O debate científico se acentua porque os objetos interestelares conhecidos até agora sempre apresentaram características surpreendentes. Oumuamua, por exemplo, não exibiu coma clara, variou seu brilho de maneira anômala e demonstrou aceleração não explicada apenas pela gravidade. Borisov, por outro lado, parecia um cometa típico, mas com composição extremamente rica em voláteis. Cada novo visitante sugere que a diversidade de corpos interestelares é maior do que se imaginava, o que abre espaço para interpretações divergentes, principalmente quando comportamentos estatisticamente raros entram em cena.

No caso de 3I ATLAS, a interpretação naturalista enfatiza que coincidências orbitais raras acontecem, principalmente quando bilhões de objetos vagam pela galáxia. A interpretação alternativa dada por Loeb enfatiza que probabilidades pequenas merecem ser examinadas com rigor. Ambas as posturas refletem abordagens filosóficas diferentes dentro da ciência. Enquanto a maioria sustenta que não há qualquer indício tecnológico, Loeb argumenta que a ciência avança justamente quando não descarta possibilidades antes de examiná las minuciosamente.

A importância de 3I ATLAS, portanto, vai além da possibilidade de ser natural ou artificial. Ele oferece uma oportunidade de estudar diretamente um pedaço de outro sistema estelar, algo impossível até poucas décadas atrás. Seus elementos químicos podem revelar informações sobre regiões distantes da galáxia. Sua dinâmica orbital pode fornecer pistas sobre como materiais são ejetados de seus sistemas de origem. Se algum dia surgisse evidência de tecnologia, o impacto seria incalculável. E mesmo que nunca surja, o conhecimento científico obtido será significativo.
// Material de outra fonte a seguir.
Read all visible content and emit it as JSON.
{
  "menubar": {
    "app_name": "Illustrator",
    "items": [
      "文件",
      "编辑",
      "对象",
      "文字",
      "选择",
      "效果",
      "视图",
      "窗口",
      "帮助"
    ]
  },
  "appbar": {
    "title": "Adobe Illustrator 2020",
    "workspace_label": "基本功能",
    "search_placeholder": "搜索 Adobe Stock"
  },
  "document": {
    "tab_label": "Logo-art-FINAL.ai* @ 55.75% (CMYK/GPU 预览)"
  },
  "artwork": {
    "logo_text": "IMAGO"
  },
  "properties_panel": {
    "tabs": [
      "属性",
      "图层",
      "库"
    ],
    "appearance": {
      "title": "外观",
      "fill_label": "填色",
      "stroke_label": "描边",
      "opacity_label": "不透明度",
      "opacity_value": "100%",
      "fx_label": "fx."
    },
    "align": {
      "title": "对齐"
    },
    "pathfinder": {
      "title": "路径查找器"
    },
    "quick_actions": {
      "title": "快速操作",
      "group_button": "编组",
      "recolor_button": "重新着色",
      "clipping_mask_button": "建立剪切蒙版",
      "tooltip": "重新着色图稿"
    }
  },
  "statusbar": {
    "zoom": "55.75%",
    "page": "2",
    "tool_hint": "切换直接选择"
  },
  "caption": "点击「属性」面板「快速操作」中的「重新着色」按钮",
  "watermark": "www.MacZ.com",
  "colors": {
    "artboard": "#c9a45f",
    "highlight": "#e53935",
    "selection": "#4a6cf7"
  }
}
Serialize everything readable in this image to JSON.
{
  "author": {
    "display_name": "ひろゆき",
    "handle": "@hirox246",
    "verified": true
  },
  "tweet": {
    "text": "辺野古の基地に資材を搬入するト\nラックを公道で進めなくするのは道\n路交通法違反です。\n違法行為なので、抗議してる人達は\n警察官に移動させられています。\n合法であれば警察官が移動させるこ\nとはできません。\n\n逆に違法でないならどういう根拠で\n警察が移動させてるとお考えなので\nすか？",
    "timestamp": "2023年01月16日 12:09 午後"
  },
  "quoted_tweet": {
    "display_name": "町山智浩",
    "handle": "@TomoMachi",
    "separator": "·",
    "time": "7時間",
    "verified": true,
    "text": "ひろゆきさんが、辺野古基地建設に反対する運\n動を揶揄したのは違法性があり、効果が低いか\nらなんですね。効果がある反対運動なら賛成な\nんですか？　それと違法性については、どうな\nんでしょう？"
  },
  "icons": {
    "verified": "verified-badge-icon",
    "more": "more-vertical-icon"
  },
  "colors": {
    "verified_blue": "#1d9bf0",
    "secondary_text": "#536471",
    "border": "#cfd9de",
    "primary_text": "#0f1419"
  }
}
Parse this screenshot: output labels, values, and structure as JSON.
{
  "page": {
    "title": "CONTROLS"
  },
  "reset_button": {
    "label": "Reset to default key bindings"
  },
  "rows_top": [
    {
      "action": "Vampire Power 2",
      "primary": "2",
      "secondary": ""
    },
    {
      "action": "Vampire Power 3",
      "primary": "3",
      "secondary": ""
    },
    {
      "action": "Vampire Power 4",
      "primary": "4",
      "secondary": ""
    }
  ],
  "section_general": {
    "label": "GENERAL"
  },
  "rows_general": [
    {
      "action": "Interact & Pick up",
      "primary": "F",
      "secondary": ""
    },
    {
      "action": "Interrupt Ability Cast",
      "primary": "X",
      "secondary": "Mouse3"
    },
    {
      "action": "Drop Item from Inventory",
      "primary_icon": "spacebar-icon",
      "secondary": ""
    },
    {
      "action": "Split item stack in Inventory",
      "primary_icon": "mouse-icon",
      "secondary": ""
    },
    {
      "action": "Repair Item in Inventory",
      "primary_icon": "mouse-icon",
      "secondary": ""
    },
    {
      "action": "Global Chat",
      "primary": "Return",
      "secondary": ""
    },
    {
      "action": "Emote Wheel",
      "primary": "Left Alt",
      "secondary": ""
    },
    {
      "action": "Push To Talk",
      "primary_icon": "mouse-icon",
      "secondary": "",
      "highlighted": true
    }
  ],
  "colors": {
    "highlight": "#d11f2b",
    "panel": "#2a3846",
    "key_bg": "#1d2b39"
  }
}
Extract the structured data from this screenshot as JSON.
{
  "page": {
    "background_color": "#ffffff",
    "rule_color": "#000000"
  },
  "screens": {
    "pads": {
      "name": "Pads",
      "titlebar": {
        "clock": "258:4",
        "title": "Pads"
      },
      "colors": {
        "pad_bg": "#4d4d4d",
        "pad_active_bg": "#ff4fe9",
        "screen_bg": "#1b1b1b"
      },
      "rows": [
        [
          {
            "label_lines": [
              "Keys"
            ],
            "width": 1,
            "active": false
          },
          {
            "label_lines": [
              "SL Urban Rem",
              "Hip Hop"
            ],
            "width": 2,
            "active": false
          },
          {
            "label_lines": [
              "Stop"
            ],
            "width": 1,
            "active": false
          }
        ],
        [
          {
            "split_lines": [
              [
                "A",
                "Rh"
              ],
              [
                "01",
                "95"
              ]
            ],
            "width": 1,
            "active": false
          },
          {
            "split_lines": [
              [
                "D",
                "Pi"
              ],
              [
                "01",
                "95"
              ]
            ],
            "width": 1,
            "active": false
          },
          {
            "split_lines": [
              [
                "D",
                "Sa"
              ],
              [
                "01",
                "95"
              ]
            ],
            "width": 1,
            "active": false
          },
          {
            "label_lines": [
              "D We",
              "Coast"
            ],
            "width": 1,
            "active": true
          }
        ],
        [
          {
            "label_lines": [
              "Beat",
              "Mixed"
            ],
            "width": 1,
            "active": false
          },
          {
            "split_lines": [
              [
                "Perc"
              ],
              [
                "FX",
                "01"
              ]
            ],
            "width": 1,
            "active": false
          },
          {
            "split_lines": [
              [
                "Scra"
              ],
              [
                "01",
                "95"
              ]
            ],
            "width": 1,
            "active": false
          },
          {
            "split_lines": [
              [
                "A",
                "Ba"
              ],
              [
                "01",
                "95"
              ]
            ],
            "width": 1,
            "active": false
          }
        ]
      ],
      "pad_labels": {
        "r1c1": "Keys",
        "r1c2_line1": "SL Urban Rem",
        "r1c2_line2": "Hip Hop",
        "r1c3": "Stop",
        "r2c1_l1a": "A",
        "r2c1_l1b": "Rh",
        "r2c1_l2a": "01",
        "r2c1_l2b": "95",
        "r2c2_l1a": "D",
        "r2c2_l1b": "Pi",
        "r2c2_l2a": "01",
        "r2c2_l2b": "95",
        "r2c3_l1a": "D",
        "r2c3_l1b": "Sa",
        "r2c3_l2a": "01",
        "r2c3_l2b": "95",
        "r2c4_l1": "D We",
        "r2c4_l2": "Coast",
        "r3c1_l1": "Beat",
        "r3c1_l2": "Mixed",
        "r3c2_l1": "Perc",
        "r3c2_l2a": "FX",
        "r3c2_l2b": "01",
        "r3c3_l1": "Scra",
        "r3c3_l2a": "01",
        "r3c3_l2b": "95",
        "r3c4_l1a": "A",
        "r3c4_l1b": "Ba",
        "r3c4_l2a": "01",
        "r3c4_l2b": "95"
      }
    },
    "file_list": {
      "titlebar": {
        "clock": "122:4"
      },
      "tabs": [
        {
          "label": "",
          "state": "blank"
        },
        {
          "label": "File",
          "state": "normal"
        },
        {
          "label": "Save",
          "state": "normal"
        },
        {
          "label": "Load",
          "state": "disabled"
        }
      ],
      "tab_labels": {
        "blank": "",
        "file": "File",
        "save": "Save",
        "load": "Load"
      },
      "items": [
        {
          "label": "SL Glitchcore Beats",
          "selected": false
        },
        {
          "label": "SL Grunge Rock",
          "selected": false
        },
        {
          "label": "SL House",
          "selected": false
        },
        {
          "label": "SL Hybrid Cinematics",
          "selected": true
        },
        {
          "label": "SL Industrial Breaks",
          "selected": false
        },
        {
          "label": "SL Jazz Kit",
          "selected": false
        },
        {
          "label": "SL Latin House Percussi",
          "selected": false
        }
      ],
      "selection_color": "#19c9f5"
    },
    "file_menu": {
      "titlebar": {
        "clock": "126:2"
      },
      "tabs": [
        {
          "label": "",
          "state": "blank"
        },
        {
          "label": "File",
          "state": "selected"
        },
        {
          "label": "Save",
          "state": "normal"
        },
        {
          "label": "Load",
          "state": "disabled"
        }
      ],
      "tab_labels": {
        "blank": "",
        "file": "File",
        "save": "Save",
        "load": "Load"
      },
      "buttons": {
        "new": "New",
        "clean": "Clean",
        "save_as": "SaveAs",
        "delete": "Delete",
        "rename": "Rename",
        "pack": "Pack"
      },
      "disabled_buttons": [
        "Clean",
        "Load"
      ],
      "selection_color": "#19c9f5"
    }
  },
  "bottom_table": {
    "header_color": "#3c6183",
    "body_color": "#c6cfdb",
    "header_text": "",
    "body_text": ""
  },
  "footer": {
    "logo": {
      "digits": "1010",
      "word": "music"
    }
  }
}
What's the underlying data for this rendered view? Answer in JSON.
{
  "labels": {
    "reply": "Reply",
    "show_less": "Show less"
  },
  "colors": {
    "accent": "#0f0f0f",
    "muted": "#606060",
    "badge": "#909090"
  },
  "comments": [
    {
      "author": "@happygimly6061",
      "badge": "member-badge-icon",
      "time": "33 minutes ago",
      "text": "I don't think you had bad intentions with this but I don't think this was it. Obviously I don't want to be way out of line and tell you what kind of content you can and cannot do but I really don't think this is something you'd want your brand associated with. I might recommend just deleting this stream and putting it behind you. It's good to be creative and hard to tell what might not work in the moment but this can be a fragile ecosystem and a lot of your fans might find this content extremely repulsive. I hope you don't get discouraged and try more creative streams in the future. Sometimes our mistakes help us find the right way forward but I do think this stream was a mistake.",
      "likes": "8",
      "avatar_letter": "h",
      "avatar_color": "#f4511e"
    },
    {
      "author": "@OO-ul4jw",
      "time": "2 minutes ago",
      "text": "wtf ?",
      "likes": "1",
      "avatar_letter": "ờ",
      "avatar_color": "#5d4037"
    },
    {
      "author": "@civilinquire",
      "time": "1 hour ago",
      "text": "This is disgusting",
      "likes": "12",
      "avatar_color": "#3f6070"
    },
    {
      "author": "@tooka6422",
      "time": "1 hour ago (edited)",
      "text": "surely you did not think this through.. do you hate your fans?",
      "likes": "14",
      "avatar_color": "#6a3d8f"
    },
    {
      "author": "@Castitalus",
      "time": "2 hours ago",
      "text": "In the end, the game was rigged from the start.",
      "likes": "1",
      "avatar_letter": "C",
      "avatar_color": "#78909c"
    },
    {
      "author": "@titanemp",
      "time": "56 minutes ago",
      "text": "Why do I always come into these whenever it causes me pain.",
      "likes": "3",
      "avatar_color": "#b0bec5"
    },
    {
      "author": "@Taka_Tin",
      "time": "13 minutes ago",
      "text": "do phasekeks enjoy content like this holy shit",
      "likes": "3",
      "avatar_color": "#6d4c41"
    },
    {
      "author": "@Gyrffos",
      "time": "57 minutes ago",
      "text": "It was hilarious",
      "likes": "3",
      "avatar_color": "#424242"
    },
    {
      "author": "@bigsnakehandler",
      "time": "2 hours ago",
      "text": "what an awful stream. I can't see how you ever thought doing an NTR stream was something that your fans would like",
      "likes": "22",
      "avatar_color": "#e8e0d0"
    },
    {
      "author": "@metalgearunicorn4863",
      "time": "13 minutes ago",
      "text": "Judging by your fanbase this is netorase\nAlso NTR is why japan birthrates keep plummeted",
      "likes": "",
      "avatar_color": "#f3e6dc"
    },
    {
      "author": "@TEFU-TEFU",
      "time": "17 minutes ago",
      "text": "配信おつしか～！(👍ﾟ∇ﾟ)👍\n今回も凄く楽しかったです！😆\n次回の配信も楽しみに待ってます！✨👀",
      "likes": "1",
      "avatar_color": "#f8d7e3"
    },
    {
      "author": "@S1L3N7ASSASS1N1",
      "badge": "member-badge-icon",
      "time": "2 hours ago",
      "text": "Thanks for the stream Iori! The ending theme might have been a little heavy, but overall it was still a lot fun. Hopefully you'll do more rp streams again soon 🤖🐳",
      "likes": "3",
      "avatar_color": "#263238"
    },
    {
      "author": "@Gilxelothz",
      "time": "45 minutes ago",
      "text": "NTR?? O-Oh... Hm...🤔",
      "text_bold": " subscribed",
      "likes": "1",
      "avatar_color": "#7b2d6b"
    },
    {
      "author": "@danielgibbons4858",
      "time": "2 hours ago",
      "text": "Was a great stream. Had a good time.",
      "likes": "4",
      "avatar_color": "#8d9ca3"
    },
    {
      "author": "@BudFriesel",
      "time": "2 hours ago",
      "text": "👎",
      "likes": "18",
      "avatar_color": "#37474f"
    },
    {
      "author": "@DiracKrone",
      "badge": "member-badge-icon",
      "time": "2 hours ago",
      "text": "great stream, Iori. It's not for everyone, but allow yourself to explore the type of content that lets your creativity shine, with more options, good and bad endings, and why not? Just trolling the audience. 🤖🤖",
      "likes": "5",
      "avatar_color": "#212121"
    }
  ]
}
A comunidade científica continuará acumulando dados até que o objeto se afaste o bastante para não ser mais detectado. As conclusões finais poderão levar meses ou anos, dependendo da qualidade das observações e dos modelos teóricos desenvolvidos. Até lá, 3I ATLAS permanece como um dos visitantes mais misteriosos e estudados já registrados, um lembrete de que o Universo continua a surpreender e desafiar nossas certezas.

Fonte: análises científicas publicadas por equipes de observação envolvidas no estudo do 3I ATLAS, comunicados do Telescópio Espacial James Webb e declarações de Avi Loeb em artigos e entrevistas sobre dinâmica de objetos interestelares.